Engine off. Hand throttle set wide-open. Remove the cotter pin from the link rod to the vertical governor arm directly behind the generator. Pull the link rod out of the arms hole. The governor arm shouldn't move. If it moves to the rear, reconnect the link rod and pull down on it in the middle to make it shorter. Re-check your link rod length fit to the governor arm. If the link rod is too long, RPM's will be higher than they should be. The link rod should just slip into the arm hole and not be too long. A drop of oil on each end of the link rod is a good idea. Tachometers usually read 150-200 RPM high when they get old.
 
Seems like if that was really pegging the tach. it would be screaming! While proper governor/carb. adjustment will effect speed, that adjustment is more for correct operation/response/etc. I would think you'd need a stiffer gov. spring to get the kind of speed you're indicating.
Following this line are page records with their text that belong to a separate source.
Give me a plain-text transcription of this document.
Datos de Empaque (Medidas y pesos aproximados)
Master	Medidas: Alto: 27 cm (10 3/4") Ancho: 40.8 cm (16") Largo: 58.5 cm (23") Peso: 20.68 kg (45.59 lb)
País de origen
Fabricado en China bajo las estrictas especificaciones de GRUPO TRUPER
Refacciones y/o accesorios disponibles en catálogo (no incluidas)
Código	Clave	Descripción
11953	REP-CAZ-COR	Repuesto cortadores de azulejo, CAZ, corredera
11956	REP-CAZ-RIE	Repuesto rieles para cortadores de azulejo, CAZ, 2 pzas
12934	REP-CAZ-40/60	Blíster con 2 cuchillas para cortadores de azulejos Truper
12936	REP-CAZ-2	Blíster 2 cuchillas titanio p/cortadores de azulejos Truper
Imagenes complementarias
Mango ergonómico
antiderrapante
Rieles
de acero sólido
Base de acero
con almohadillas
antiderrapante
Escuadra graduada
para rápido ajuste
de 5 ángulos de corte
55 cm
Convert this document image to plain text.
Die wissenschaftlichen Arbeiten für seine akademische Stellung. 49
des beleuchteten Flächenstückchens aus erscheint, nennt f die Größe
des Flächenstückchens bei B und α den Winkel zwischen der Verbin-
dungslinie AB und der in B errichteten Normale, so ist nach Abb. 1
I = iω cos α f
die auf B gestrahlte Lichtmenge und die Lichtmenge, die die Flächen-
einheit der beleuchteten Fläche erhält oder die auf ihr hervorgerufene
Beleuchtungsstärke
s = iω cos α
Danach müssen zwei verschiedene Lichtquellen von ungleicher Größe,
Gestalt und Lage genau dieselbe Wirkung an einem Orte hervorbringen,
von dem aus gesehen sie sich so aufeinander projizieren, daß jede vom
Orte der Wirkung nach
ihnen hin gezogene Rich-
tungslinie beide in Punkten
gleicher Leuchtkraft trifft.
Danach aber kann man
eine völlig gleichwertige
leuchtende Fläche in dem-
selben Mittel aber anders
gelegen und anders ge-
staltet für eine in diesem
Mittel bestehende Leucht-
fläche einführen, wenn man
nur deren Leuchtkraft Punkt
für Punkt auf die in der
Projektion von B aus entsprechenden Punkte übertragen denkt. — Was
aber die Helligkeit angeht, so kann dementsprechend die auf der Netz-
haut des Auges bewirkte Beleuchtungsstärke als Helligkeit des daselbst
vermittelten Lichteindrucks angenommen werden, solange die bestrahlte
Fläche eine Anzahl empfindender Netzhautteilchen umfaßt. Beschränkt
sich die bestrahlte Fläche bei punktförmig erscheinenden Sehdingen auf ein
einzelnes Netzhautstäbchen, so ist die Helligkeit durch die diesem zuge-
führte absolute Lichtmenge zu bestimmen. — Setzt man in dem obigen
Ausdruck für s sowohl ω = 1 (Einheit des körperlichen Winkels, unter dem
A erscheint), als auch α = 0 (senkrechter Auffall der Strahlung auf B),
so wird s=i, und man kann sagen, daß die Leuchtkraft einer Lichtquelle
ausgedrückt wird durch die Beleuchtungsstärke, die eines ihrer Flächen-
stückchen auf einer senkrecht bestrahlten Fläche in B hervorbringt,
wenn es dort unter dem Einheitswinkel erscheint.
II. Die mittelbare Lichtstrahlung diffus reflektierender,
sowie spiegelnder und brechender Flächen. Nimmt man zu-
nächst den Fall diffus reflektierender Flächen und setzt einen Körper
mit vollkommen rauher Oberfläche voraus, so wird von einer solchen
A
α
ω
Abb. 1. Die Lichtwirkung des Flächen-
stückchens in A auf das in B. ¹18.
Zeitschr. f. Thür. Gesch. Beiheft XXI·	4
I have an electric eye type tach. which works on anything which will hold a piece of reflective tape. Last year I found my friends' D15II tach. reading 400 RPM off.
 
A properly tuned D-17 gas engine and correct governor link rod length can only yield about 2100 actual RPM at the very most on a D-17 with the gov spring stop screw clear out. If that link rod adjustment is too long it's easy to gain any 100 RPM or more. Like I said, the factory tachometers tend to read high in their old age at full throttle.
 
It has a new tach and by ear it seems about right. I am guessing it's running 2800 RPM when wide open.
 
And you haven't checked the linkage adjustment?? If it truly is 2800 RPM's you must have one governor weight broken/cracked. Keep on running it and you'll be tearing the front off of the engine repairing timing gears.